Features of evaluation tools:
- Deployment:
	· online service
	· browser-triggered remote service (scriptlet, favelet, menu add-on)
	· server-side module (i.e. web application)
	· rich-client editor module (e.g. CMS, etc. maybe relying on remote
server support)
	· browser plug-in
	· installable desktop software
	· stand-alone (no installation) desktop software
- Platform requirements: OS, environment, dependencies, etc.
- Retrieval of evaluated contents:
	· capture rendered presentation directly from the browser
	· access to public URI from a remote server
	· access to a URI directly from the evaluator's equipment
	· access to local file system: either accessing a file:/// URI, or
directly accessing the local file-system, or uploading a form-data encoded
file to a service
	· direct user input.
- Analysis depth:
	· single document,
	· follow-links constrained to depth level
	· follow-links constrained to path filter (i.e. set of directories,
subdirectories)
	· follow-links constrained to domain filter (e.g. same domain,
subdomains).
- Accessibility requirements tested:
	· guideline families (here, usually WCAG 2.0)

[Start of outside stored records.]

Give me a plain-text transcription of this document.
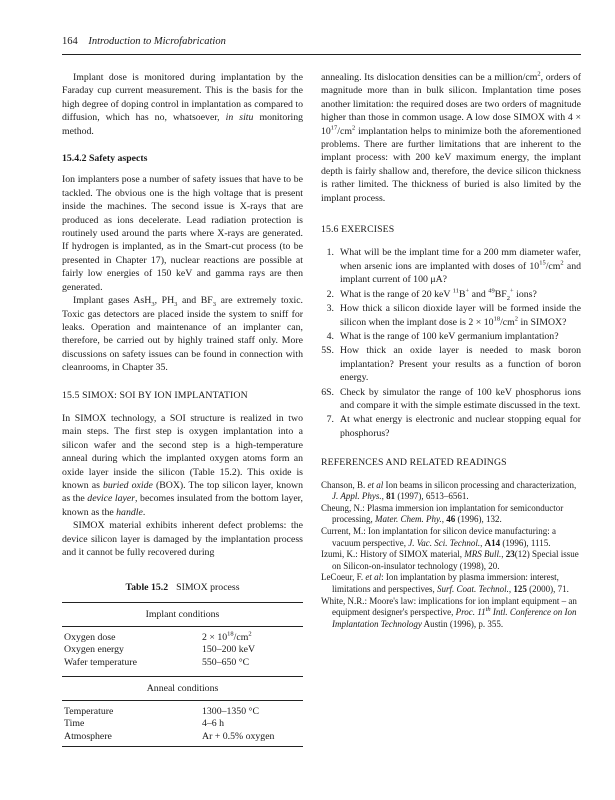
164 Introduction to Microfabrication

Implant dose is monitored during implantation by the Faraday cup current measurement. This is the basis for the high degree of doping control in implantation as compared to diffusion, which has no, whatsoever, in situ monitoring method.

15.4.2 Safety aspects

Ion implanters pose a number of safety issues that have to be tackled. The obvious one is the high voltage that is present inside the machines. The second issue is X-rays that are produced as ions decelerate. Lead radiation protection is routinely used around the parts where X-rays are generated. If hydrogen is implanted, as in the Smart-cut process (to be presented in Chapter 17), nuclear reactions are possible at fairly low energies of 150 keV and gamma rays are then generated.

Implant gases AsH$_3$, $PH_3$ and $BF_3$ are extremely toxic. Toxic gas detectors are placed inside the system to sniff for leaks. Operation and maintenance of an implanter can, therefore, be carried out by highly trained staff only. More discussions on safety issues can be found in connection with cleanrooms, in Chapter 35.

15.5 SIMOX: SOI BY ION IMPLANTATION

In SIMOX technology, a SOI structure is realized in two main steps. The first step is oxygen implantation into a silicon wafer and the second step is a high-temperature anneal during which the implanted oxygen atoms form an oxide layer inside the silicon (Table 15.2). This oxide is known as buried oxide (BOX). The top silicon layer, known as the device layer, becomes insulated from the bottom layer, known as the handle.

SIMOX material exhibits inherent defect problems: the device silicon layer is damaged by the implantation process and it cannot be fully recovered during

Table 15.2 SIMOX process
Implant conditions
Oxygen dose	$2 \times 10^{18}/cm^2$
Oxygen energy	150–200 keV
Wafer temperature	550–650 °C
Anneal conditions
Temperature	1300–1350 °C
Time	4–6 h
Atmosphere	Ar + 0.5% oxygen

annealing. Its dislocation densities can be a million/$cm^2$, orders of magnitude more than in bulk silicon. Implantation time poses another limitation: the required doses are two orders of magnitude higher than those in common usage. A low dose SIMOX with $4 \times 10^{17}/cm^2$ implantation helps to minimize both the aforementioned problems. There are further limitations that are inherent to the implant process: with 200 keV maximum energy, the implant depth is fairly shallow and, therefore, the device silicon thickness is rather limited. The thickness of buried is also limited by the implant process.

15.6 EXERCISES
1. What will be the implant time for a 200 mm diameter wafer, when arsenic ions are implanted with doses of $10^{15}/cm^2$ and implant current of 100 μA?
2. What is the range of 20 keV $^{11}$B+ and $^{49}BF_2^+$ ions?
3. How thick a silicon dioxide layer will be formed inside the silicon when the implant dose is $2 \times 10^{18}/cm^2$ in SIMOX?
4. What is the range of 100 keV germanium implantation?
5S. How thick an oxide layer is needed to mask boron implantation? Present your results as a function of boron energy.
6S. Check by simulator the range of 100 keV phosphorus ions and compare it with the simple estimate discussed in the text.
7. At what energy is electronic and nuclear stopping equal for phosphorus?
REFERENCES AND RELATED READINGS
Chanson, B. et al Ion beams in silicon processing and characterization, J. Appl. Phys., 81 (1997), 6513–6561.
Cheung, N.: Plasma immersion ion implantation for semiconductor processing, Mater. Chem. Phy., 46 (1996), 132.
Current, M.: Ion implantation for silicon device manufacturing: a vacuum perspective, J. Vac. Sci. Technol., A14 (1996), 1115.
Izumi, K.: History of SIMOX material, MRS Bull., 23(12) Special issue on Silicon-on-insulator technology (1998), 20.
LeCoeur, F. et al: Ion implantation by plasma immersion: interest, limitations and perspectives, Surf. Coat. Technol., 125 (2000), 71.
White, N.R.: Moore's law: implications for ion implant equipment – an equipment designer's perspective, Proc. 11th Intl. Conference on Ion Implantation Technology Austin (1996), p. 355.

	· success criteria selection: one by one, by conformance level
	· technique selection: automatic (depending on the content type),
partially manual.
	· user-defined techniques (using formal languages, plugins, etc.)
- Reporting:
	· summarized: scores -and specific metric used-, aggregated tables,
radar chart.
	· detailed: table, tree-like, linear
	· grouping: by criteria, level, result...
	· visual annotation: on top of the original rendering of the
content, on top of the original source code
	· output formats (e.g. HTML, PDF)
	· EARL support, including any vocabulary extensions (e.g.
- Manual revision: manual annotation of the report, adding the results of
evaluation tests.

Apart from those features, other, more targeted tools were identified:
- Browser toolbars, characterized by their functionalities. These can mainly
be grouped in: content manipulation, content summarization, and browser
reconfiguration.
- Specific criteria: contrast analyzers, readability analyzers, formal
validators, etc.
- Emulators of specific user ability profiles ("disability simulators").